The European Electronic Toll Service (EETS) is a service which allows a user to conclude one contract with an EETS provider and have his vehicle equipped with one OBE in order to use this vehicle in all toll domains in Europe that require OBE.
In GNSS based toll systems an EETS provider sends the toll charger toll declarations, i.e. statements that a vehicle was circulating within a toll domain. Those declarations may be submitted directly by the OBE or by the central equipment of the EETS provider based on data obtained form the OBE.
In practice, such a scheme will only work if the toll charger can trust the declarations from an EETS provider without having to trust the EETS provider. One way to provide this trust is secure monitoring.
On the other hand privacy legislation requires that no more information be passed to a toll charger than necessary for his business. i.e. collecting a correct toll.

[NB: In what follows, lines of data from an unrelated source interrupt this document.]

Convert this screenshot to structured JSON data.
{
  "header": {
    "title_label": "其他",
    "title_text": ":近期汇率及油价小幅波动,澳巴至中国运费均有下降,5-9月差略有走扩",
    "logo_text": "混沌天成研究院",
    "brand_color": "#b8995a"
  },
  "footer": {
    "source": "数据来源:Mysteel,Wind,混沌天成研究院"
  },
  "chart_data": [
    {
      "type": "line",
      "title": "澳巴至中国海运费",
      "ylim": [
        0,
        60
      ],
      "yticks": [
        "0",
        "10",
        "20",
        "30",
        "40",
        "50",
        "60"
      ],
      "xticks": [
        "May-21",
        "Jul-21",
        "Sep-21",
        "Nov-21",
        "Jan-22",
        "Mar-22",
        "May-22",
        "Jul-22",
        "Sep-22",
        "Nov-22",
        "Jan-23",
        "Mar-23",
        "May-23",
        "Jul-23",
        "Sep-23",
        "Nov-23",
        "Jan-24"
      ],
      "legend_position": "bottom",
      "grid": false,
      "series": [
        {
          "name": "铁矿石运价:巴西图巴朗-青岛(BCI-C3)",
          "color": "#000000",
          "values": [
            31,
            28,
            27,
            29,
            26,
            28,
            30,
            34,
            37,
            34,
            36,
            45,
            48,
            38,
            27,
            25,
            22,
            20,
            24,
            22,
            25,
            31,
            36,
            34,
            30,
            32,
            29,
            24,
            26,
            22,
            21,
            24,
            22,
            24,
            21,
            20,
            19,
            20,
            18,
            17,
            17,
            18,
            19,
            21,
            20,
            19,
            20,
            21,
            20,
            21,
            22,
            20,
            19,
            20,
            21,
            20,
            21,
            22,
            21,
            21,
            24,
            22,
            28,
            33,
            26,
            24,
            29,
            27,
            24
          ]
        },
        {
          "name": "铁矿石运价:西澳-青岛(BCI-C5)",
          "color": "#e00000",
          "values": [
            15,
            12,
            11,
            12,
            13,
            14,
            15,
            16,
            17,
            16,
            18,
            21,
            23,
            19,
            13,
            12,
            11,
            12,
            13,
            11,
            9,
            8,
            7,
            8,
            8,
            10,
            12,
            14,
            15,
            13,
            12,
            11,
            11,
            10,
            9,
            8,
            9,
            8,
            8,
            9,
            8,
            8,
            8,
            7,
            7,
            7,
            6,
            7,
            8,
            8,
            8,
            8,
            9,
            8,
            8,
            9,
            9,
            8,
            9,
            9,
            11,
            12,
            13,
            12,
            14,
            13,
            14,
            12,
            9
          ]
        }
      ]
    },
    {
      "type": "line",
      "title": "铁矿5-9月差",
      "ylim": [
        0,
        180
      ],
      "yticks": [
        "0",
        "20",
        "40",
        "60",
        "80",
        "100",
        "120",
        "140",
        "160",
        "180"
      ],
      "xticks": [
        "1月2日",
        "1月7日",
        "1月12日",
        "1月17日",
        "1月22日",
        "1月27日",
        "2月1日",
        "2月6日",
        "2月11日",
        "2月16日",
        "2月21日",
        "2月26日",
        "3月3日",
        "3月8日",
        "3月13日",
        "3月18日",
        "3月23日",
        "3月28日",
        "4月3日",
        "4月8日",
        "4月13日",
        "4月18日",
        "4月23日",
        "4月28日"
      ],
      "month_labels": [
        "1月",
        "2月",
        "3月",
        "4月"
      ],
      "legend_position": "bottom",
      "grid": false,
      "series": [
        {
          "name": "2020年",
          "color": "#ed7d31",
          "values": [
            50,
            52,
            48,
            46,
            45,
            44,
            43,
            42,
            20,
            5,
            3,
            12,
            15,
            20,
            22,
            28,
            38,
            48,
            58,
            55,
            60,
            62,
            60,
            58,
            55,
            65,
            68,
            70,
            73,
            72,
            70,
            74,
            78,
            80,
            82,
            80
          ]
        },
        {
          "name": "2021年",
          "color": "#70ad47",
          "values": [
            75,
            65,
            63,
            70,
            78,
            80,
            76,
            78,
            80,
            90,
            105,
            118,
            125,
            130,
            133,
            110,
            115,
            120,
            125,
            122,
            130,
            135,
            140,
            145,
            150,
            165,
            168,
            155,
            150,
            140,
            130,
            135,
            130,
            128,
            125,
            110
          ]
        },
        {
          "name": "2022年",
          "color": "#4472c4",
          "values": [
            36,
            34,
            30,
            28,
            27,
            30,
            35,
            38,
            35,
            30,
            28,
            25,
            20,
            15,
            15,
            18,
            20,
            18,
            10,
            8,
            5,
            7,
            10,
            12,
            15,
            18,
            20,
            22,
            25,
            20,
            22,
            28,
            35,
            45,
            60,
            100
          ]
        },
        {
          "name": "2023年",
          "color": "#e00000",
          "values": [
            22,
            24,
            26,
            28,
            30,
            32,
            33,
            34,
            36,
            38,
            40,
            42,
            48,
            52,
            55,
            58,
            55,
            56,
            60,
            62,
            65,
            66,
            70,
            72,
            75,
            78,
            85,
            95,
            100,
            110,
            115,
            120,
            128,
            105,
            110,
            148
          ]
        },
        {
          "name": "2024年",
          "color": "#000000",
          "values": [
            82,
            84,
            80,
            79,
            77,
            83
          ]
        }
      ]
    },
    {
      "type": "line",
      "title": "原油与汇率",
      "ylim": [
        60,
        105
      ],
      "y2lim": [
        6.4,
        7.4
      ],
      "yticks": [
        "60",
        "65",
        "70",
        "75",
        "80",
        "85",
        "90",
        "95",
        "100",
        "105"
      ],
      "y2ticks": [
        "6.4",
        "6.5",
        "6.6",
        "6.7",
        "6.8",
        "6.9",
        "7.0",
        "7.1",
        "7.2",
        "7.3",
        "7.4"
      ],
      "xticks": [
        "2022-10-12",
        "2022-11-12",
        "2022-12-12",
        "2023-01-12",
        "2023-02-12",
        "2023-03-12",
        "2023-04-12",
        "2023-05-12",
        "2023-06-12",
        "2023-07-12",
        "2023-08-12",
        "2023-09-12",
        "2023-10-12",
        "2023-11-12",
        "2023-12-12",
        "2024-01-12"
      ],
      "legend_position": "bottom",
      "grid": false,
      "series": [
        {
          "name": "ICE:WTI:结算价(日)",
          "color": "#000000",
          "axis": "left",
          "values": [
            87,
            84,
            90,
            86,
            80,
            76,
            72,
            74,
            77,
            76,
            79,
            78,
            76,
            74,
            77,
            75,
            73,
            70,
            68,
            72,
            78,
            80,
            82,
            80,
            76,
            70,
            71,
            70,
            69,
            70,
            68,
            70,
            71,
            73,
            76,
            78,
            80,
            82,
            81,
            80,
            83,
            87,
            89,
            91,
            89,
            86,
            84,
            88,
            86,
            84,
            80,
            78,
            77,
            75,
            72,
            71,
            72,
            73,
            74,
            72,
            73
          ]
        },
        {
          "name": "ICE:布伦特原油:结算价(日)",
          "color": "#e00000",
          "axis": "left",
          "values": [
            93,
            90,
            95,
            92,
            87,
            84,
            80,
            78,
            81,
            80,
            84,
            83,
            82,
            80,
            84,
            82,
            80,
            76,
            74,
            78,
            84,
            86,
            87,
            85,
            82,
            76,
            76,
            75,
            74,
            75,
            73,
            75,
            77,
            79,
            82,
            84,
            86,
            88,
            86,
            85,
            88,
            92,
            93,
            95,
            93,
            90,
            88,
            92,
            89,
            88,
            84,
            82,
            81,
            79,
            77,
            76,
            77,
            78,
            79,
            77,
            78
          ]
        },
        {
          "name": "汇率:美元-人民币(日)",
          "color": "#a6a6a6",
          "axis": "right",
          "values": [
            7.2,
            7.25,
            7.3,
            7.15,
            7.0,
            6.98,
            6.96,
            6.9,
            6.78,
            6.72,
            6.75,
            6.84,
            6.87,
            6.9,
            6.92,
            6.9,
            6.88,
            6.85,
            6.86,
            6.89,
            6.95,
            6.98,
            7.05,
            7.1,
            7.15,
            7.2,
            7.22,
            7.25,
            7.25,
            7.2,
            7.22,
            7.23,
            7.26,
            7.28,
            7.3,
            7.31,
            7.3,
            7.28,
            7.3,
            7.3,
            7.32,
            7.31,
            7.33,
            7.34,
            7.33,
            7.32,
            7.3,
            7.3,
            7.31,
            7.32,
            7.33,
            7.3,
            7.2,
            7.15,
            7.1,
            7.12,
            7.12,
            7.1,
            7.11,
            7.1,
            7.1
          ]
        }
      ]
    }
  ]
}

As shown, secure monitoring can provide both an adequate level of trust and of confidentiality. The major design trade-offs are not between trust and confidentiality, but between trust and confidentiality on one hand and the operational processing, storage and communications cost on the other hand.

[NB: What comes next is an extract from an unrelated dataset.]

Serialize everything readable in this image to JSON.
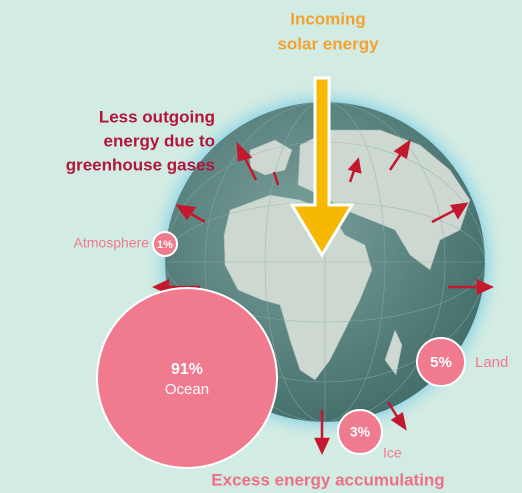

The paper at hand reflects the current state of discourse in the Netherlands. It is a technical paper that does not deal with any Dutch policy preferences but provides a generic presentation of the subject.
This paper is a revised version of the paper that was first published on March 12 (PDF format, 110 kB), 2009 and revised on December 15, 2009 (PDF format, 260 kB).
This paper contains the personal view of the author. It does not present or imply any official position of his employer, the Dutch Ministry of Transport, Public Works and Water Management.